Matthies meint : Eine ganz ungehaltene Merkel-Rede

Der morgige Sonntag ist ein hoher Feiertag für die Bundesregierung, denn Vizekanzler und Wirtschaftsminister Philipp Rösler wird 40. Die Bundeskanzlerin pflegt die schöne Sitte, zu solchen runden Jubiläen ihrer Kabinettsmitglieder eine launige Rede zu halten, diesmal am Dienstag in Berlin. Lesen Sie hier schon vorab Auszüge aus dem Manuskript:

Lieber Philipp Rösler, liebe … (lange Anrede), ich heiße Sie herzlich willkommen in Berlin, der Stadt, in der wir im Herbst mit der Bundestagswahl unsere Erfolgsgeschichte fortsetzen werden. Wir erleben herausfordernde Zeiten, in denen große Aufgaben zu bewältigen sind. Deshalb sage ich hier und heute ganz deutlich, dass diese Koalition … Entschuldigen Sie, jetzt habe ich den Faden verloren, ich wollte ja auf Philipp Rösler zu sprechen kommen.
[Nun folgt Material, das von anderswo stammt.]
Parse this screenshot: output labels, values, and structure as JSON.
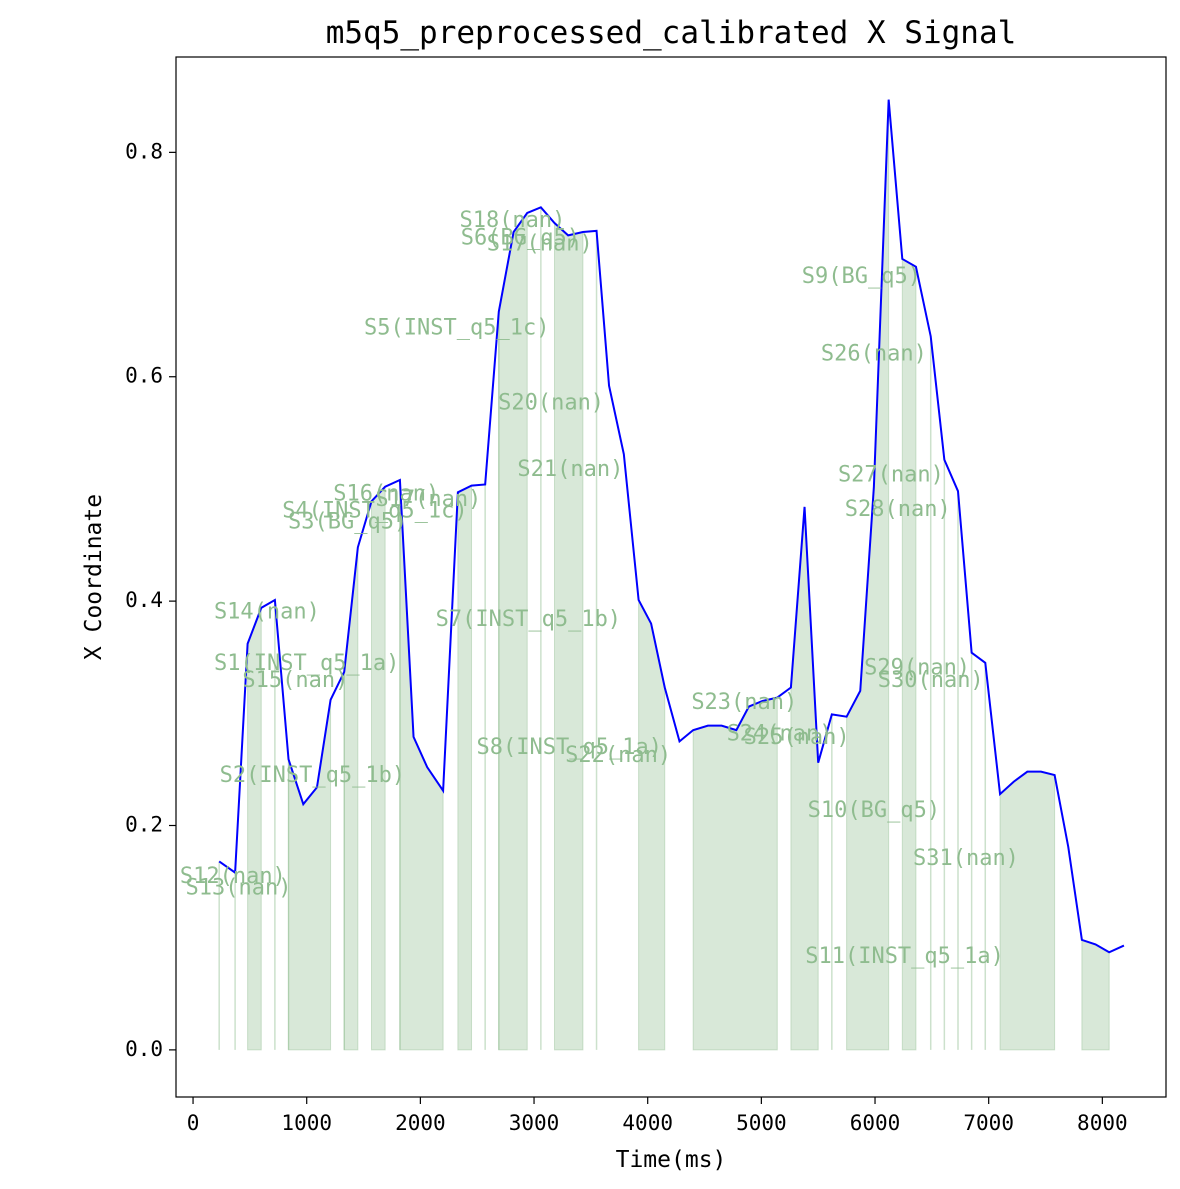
{
  "chart_data": {
    "type": "line",
    "title": "m5q5_preprocessed_calibrated X Signal",
    "xlabel": "Time(ms)",
    "ylabel": "X Coordinate",
    "xlim": [
      -150,
      8560
    ],
    "ylim": [
      -0.042,
      0.885
    ],
    "xticks": [
      0,
      1000,
      2000,
      3000,
      4000,
      5000,
      6000,
      7000,
      8000
    ],
    "yticks": [
      0.0,
      0.2,
      0.4,
      0.6,
      0.8
    ],
    "xtick_labels": [
      "0",
      "1000",
      "2000",
      "3000",
      "4000",
      "5000",
      "6000",
      "7000",
      "8000"
    ],
    "ytick_labels": [
      "0.0",
      "0.2",
      "0.4",
      "0.6",
      "0.8"
    ],
    "grid": false,
    "line_color": "#0000ff",
    "fill_color": "#8fbc8f",
    "label_color": "#8fbc8f",
    "series": [
      {
        "x": [
          230,
          370,
          480,
          600,
          720,
          840,
          970,
          1090,
          1210,
          1330,
          1450,
          1570,
          1690,
          1820,
          1940,
          2060,
          2200,
          2330,
          2450,
          2570,
          2690,
          2820,
          2940,
          3060,
          3180,
          3300,
          3430,
          3550,
          3660,
          3790,
          3920,
          4030,
          4150,
          4280,
          4400,
          4530,
          4650,
          4780,
          4890,
          5010,
          5140,
          5260,
          5380,
          5500,
          5620,
          5750,
          5870,
          5990,
          6120,
          6240,
          6360,
          6490,
          6610,
          6730,
          6850,
          6970,
          7100,
          7220,
          7340,
          7460,
          7580,
          7700,
          7820,
          7940,
          8060,
          8190
        ],
        "y": [
          0.168,
          0.158,
          0.362,
          0.394,
          0.401,
          0.259,
          0.219,
          0.234,
          0.312,
          0.337,
          0.448,
          0.489,
          0.502,
          0.508,
          0.279,
          0.252,
          0.231,
          0.497,
          0.503,
          0.504,
          0.658,
          0.729,
          0.746,
          0.751,
          0.737,
          0.726,
          0.729,
          0.73,
          0.592,
          0.531,
          0.401,
          0.38,
          0.323,
          0.275,
          0.285,
          0.289,
          0.289,
          0.285,
          0.306,
          0.311,
          0.314,
          0.323,
          0.484,
          0.256,
          0.299,
          0.297,
          0.32,
          0.502,
          0.847,
          0.705,
          0.698,
          0.636,
          0.526,
          0.498,
          0.354,
          0.345,
          0.228,
          0.239,
          0.248,
          0.248,
          0.245,
          0.181,
          0.098,
          0.094,
          0.087,
          0.093
        ]
      }
    ],
    "segments": [
      {
        "label": "S1(INST_q5_1a)",
        "x0": 480,
        "x1": 600
      },
      {
        "label": "S2(INST_q5_1b)",
        "x0": 840,
        "x1": 1210
      },
      {
        "label": "S3(BG_q5)",
        "x0": 1330,
        "x1": 1450
      },
      {
        "label": "S4(INST_q5_1c)",
        "x0": 1570,
        "x1": 1690
      },
      {
        "label": "S5(INST_q5_1c)",
        "x0": 1820,
        "x1": 2200
      },
      {
        "label": "S6(BG_q5)",
        "x0": 2690,
        "x1": 2940
      },
      {
        "label": "S7(INST_q5_1b)",
        "x0": 2330,
        "x1": 2450
      },
      {
        "label": "S8(INST_q5_1a)",
        "x0": 3180,
        "x1": 3430
      },
      {
        "label": "S9(BG_q5)",
        "x0": 6240,
        "x1": 6360
      },
      {
        "label": "S10(BG_q5)",
        "x0": 5750,
        "x1": 6120
      },
      {
        "label": "S11(INST_q5_1a)",
        "x0": 7100,
        "x1": 7580
      },
      {
        "label": "S12(nan)",
        "x0": 230,
        "x1": 230
      },
      {
        "label": "S13(nan)",
        "x0": 370,
        "x1": 370
      },
      {
        "label": "S14(nan)",
        "x0": 720,
        "x1": 720
      },
      {
        "label": "S15(nan)",
        "x0": 840,
        "x1": 840
      },
      {
        "label": "S16(nan)",
        "x0": 1330,
        "x1": 1330
      },
      {
        "label": "S17(nan)",
        "x0": 1820,
        "x1": 1820
      },
      {
        "label": "S18(nan)",
        "x0": 2570,
        "x1": 2570
      },
      {
        "label": "S17(nan)",
        "x0": 3060,
        "x1": 3060
      },
      {
        "label": "S20(nan)",
        "x0": 2690,
        "x1": 2690
      },
      {
        "label": "S21(nan)",
        "x0": 3550,
        "x1": 3550
      },
      {
        "label": "S22(nan)",
        "x0": 3920,
        "x1": 4150
      },
      {
        "label": "S23(nan)",
        "x0": 4400,
        "x1": 5140
      },
      {
        "label": "S24(nan)",
        "x0": 5260,
        "x1": 5500
      },
      {
        "label": "S25(nan)",
        "x0": 5620,
        "x1": 5620
      },
      {
        "label": "S26(nan)",
        "x0": 6490,
        "x1": 6490
      },
      {
        "label": "S27(nan)",
        "x0": 6610,
        "x1": 6610
      },
      {
        "label": "S28(nan)",
        "x0": 6730,
        "x1": 6730
      },
      {
        "label": "S29(nan)",
        "x0": 6850,
        "x1": 6850
      },
      {
        "label": "S30(nan)",
        "x0": 6970,
        "x1": 6970
      },
      {
        "label": "S31(nan)",
        "x0": 7820,
        "x1": 8060
      }
    ],
    "annotations": [
      {
        "text": "S1(INST_q5_1a)",
        "x": 1000,
        "y": 0.344
      },
      {
        "text": "S2(INST_q5_1b)",
        "x": 1050,
        "y": 0.244
      },
      {
        "text": "S3(BG_q5)",
        "x": 1360,
        "y": 0.47
      },
      {
        "text": "S4(INST_q5_1c)",
        "x": 1600,
        "y": 0.48
      },
      {
        "text": "S5(INST_q5_1c)",
        "x": 2320,
        "y": 0.643
      },
      {
        "text": "S6(BG_q5)",
        "x": 2880,
        "y": 0.723
      },
      {
        "text": "S7(INST_q5_1b)",
        "x": 2950,
        "y": 0.383
      },
      {
        "text": "S8(INST_q5_1a)",
        "x": 3310,
        "y": 0.269
      },
      {
        "text": "S9(BG_q5)",
        "x": 5880,
        "y": 0.689
      },
      {
        "text": "S10(BG_q5)",
        "x": 5990,
        "y": 0.213
      },
      {
        "text": "S11(INST_q5_1a)",
        "x": 6260,
        "y": 0.083
      },
      {
        "text": "S12(nan)",
        "x": 350,
        "y": 0.154
      },
      {
        "text": "S13(nan)",
        "x": 400,
        "y": 0.144
      },
      {
        "text": "S14(nan)",
        "x": 650,
        "y": 0.39
      },
      {
        "text": "S15(nan)",
        "x": 900,
        "y": 0.329
      },
      {
        "text": "S16(nan)",
        "x": 1700,
        "y": 0.495
      },
      {
        "text": "S17(nan)",
        "x": 2070,
        "y": 0.49
      },
      {
        "text": "S18(nan)",
        "x": 2810,
        "y": 0.739
      },
      {
        "text": "S17(nan)",
        "x": 3050,
        "y": 0.718
      },
      {
        "text": "S20(nan)",
        "x": 3150,
        "y": 0.576
      },
      {
        "text": "S21(nan)",
        "x": 3320,
        "y": 0.517
      },
      {
        "text": "S22(nan)",
        "x": 3740,
        "y": 0.262
      },
      {
        "text": "S23(nan)",
        "x": 4850,
        "y": 0.309
      },
      {
        "text": "S24(nan)",
        "x": 5160,
        "y": 0.281
      },
      {
        "text": "S25(nan)",
        "x": 5310,
        "y": 0.278
      },
      {
        "text": "S26(nan)",
        "x": 5990,
        "y": 0.62
      },
      {
        "text": "S27(nan)",
        "x": 6140,
        "y": 0.512
      },
      {
        "text": "S28(nan)",
        "x": 6200,
        "y": 0.481
      },
      {
        "text": "S29(nan)",
        "x": 6370,
        "y": 0.34
      },
      {
        "text": "S30(nan)",
        "x": 6490,
        "y": 0.329
      },
      {
        "text": "S31(nan)",
        "x": 6800,
        "y": 0.17
      }
    ]
  }
}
Ja, wir sind schon darauf hingewiesen worden, dass das Alter in diesem Fall eine untergeordnete Rolle spielt, denn Philipp Rösler bleibt Philipp Rösler. An ihm merkt man, dass die Sorge um das Gemeinwesen keine Altersgrenzen kennt, vor allem nach unten. Seine politischen Hausaufgaben gehen dabei weit über einen Herbst oder Winter der Entscheidungen hinaus. Er gestaltet diese Aufgabe mit Witz, er nennt sich ja selbst den Witzekanzler, also mit langem iii, und dazu gehört, dass auch ich, also die Kanzlerin, ab und zu Zielscheibe seines Spotts bin, er hat mich einmal mit einem Frosch verglichen, den man langsam erhitzen muss, damit er nicht merkt, wie er allmählich gar gekocht wird. Aber, lieber Philipp Rösler, da erlaube ich mir, auf einen Fehler hinzuweisen: Das geht so gar nicht.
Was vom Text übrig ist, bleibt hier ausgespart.